For Supervisor Doug Teeter, the board chair who represents the Ridge, that’s little assurance. He has a powerless feeling—believing “it’s just a matter of time” before an accident happens locally, yet knowing “as a county we have no control” over the rails.

“We’re at the mercy of the federal regulators,” he continued. “All we’re really getting is a little response on improved training and equipment.
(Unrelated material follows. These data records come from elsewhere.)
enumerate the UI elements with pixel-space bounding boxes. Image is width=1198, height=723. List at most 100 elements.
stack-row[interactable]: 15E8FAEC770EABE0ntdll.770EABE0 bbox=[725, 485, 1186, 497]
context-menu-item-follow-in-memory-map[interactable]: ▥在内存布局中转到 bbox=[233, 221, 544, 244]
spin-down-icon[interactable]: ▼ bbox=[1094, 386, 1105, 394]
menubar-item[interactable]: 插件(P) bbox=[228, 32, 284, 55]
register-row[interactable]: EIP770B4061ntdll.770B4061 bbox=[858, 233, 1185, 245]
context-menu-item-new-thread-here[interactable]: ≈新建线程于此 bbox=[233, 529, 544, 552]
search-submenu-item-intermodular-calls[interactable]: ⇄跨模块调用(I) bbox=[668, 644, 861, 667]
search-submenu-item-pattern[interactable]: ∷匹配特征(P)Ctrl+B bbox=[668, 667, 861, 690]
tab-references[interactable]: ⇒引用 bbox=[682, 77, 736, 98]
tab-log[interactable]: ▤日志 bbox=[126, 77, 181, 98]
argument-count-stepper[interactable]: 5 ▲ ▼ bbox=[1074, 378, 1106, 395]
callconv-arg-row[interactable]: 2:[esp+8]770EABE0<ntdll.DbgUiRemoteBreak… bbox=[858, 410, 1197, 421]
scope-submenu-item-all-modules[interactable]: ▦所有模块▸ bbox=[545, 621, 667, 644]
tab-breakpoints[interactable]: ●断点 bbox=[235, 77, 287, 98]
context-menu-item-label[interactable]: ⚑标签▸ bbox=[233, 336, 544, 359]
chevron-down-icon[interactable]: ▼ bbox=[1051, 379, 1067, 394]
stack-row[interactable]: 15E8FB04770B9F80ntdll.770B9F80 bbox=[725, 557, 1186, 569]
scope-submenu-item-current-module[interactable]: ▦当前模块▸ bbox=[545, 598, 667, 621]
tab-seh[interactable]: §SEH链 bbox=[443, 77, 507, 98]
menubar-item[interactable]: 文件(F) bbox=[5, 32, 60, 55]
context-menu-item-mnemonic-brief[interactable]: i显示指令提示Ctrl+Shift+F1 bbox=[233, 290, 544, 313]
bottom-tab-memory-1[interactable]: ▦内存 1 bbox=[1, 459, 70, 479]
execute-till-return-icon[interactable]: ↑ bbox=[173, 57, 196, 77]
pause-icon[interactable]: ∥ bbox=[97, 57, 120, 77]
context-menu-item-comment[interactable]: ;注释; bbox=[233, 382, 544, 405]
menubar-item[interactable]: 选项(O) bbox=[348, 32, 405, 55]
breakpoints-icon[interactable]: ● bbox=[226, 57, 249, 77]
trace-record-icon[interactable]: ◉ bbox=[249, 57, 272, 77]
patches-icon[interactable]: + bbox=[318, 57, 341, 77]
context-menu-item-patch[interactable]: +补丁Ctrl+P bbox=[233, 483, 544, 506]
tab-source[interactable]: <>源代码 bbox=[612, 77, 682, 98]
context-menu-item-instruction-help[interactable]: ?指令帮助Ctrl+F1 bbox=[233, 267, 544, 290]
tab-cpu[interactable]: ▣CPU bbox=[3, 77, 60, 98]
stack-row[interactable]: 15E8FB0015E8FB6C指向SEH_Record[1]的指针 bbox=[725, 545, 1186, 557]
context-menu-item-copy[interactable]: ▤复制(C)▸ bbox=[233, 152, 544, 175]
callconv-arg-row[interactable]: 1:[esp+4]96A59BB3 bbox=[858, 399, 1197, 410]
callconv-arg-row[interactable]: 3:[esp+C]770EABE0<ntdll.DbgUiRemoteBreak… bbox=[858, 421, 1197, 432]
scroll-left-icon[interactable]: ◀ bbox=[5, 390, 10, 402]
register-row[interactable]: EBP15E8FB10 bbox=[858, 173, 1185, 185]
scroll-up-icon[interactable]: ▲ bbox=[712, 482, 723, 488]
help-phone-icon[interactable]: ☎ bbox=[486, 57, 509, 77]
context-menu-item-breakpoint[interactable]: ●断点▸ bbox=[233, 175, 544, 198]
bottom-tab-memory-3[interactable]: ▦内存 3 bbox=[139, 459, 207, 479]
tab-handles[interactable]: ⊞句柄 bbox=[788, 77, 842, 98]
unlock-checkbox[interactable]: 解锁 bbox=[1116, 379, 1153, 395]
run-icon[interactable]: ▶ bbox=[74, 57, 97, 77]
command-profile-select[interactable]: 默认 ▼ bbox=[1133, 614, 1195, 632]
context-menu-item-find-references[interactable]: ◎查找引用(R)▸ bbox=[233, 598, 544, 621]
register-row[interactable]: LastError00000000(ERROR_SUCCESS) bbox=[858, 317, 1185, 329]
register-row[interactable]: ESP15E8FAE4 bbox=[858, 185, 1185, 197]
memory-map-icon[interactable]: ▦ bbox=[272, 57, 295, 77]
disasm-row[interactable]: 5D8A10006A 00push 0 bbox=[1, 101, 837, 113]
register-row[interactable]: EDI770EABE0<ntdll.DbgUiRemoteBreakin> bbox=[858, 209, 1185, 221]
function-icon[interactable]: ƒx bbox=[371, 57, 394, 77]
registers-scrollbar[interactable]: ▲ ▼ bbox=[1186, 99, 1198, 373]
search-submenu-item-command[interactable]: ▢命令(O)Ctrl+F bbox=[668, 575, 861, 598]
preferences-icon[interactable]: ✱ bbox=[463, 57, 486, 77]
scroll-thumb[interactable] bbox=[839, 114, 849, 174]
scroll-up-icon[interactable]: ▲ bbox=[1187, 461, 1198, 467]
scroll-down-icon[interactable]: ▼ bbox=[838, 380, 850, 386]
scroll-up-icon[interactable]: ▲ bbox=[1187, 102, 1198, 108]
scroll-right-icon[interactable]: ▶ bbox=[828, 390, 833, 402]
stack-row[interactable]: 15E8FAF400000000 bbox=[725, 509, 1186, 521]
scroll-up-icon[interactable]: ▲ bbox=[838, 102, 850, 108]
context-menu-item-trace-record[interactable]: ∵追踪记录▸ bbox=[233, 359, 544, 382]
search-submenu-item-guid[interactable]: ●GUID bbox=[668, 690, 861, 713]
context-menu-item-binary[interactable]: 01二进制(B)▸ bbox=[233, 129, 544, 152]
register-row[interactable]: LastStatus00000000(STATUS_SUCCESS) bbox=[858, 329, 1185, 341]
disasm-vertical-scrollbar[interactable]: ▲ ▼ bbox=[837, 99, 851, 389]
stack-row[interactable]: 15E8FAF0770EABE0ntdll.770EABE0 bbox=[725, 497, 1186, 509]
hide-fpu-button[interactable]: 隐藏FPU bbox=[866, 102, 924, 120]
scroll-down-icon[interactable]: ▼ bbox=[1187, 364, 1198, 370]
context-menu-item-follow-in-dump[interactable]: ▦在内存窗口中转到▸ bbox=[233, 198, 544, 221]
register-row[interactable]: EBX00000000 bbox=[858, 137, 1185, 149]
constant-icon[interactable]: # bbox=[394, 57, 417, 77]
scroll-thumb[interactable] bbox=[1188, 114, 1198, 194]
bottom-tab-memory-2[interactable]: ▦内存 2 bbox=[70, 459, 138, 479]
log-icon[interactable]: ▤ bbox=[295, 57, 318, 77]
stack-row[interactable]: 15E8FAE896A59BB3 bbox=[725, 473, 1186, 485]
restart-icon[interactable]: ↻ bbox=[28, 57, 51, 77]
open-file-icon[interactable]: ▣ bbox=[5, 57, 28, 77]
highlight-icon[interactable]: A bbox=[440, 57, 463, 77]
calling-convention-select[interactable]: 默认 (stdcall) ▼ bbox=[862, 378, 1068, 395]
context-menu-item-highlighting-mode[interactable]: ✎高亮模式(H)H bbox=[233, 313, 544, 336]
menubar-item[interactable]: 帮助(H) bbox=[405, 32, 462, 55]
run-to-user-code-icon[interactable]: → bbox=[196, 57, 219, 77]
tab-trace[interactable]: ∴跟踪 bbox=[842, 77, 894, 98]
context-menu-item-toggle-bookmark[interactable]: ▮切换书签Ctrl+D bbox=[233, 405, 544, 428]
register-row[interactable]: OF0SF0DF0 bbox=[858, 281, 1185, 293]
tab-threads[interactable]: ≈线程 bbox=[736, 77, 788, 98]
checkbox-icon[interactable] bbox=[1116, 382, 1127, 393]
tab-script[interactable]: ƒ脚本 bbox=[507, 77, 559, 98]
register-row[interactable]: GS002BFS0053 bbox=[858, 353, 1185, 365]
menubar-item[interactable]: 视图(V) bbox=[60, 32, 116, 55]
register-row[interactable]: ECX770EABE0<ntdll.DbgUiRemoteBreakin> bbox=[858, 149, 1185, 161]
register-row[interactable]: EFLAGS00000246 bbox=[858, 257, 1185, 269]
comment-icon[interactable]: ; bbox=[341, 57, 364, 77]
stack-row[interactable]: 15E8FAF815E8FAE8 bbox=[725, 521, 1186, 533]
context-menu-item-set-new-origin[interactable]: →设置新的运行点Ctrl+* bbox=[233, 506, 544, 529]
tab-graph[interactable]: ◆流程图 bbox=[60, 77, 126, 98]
That is not nearly enough to handle a 100-car spill.”

Either in populated or unpopulated areas.

“We as a hazmat team plan for worst-case scenarios,” Fowler said. “Just because you plan for a worst-case scenario doesn’t mean you can mitigate the worst-case scenario, because there are things that can happen that are so catastrophic that it would overwhelm local resources until more regional or statewide resources could come in to help.”

Should legal challenges fail, and in the absence of local authority, a remedy to the DoT regulations remains: Congress. Teeter recently met with a representative of Sen. Barbara Boxer. Meanwhile, North State Congressman John Garamendi has introduced legislation to make light crude safer for rail transport.

Teeter encourages constituents to write congressional representatives and senators. He finds encouragement even in the controversial DoT regulations, which arose amid an uproar.

“Maybe now we’ll have a voice,” Teeter said. “Maybe something can happen.”